[v5,1/1] signal: add pidfd_send_signal() syscall

The kill() syscall operates on process identifiers (pid). After a process
has exited its pid can be reused by another process. If a caller sends a
signal to a reused pid it will end up signaling the wrong process. This
issue has often surfaced and there has been a push to address this problem [1].

This patch uses file descriptors (fd) from proc/<pid> as stable handles on
struct pid. Even if a pid is recycled the handle will not change. The fd
can be used to send signals to the process it refers to.
Thus, the new syscall pidfd_send_signal() is introduced to solve this
problem. Instead of pids it operates on process fds (pidfd).
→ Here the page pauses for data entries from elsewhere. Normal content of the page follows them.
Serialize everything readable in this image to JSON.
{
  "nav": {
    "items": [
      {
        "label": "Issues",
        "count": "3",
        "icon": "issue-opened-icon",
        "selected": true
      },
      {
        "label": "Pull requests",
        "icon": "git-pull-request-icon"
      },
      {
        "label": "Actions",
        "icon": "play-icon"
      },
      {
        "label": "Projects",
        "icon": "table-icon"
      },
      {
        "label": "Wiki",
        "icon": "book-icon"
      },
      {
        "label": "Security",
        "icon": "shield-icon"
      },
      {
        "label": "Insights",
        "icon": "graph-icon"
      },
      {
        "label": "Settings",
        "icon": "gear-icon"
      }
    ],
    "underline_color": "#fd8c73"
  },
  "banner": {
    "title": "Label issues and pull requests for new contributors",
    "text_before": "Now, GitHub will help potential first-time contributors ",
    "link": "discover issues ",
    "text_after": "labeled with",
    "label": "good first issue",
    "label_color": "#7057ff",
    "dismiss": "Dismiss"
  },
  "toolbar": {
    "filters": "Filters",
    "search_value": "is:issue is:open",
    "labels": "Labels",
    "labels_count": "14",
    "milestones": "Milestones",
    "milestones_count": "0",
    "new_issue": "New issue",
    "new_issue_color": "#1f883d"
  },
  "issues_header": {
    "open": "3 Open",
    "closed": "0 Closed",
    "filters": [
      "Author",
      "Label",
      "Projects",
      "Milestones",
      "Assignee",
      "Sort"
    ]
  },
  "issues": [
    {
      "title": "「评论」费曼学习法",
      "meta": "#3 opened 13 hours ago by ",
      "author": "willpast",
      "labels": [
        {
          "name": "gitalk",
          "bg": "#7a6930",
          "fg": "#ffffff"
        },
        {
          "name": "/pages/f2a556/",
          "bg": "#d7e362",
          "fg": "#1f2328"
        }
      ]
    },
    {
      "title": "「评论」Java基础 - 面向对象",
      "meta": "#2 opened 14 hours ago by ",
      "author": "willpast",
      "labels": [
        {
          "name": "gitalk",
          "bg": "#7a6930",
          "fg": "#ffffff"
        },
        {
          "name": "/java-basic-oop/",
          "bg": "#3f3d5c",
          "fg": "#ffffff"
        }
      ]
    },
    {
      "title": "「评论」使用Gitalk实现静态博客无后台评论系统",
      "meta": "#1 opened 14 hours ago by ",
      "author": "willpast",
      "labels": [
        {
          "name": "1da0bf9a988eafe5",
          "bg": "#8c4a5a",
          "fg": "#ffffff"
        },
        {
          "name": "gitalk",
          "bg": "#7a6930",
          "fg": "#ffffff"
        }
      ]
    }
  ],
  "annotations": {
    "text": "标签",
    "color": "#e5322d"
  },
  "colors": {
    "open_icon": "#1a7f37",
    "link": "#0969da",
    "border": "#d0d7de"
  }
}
/* prototype and argument /*
long pidfd_send_signal(int pidfd, int sig, siginfo_t *info, unsigned int flags);

In addition to the pidfd and signal argument it takes an additional
siginfo_t and flags argument. If the siginfo_t argument is NULL then
pidfd_send_signal() is equivalent to kill(<positive-pid>, <signal>). If it
is not NULL pidfd_send_signal() is equivalent to rt_sigqueueinfo().
The flags argument is added to allow for future extensions of this syscall.
It currently needs to be passed as 0. Failing to do so will cause EINVAL.

/* pidfd_send_signal() replaces multiple pid-based syscalls */
The pidfd_send_signal() syscall currently takes on the job of
rt_sigqueueinfo(2) and parts of the functionality of kill(2), Namely, when a
positive pid is passed to kill(2). It will however be possible to also
replace tgkill(2) and rt_tgsigqueueinfo(2) if this syscall is extended.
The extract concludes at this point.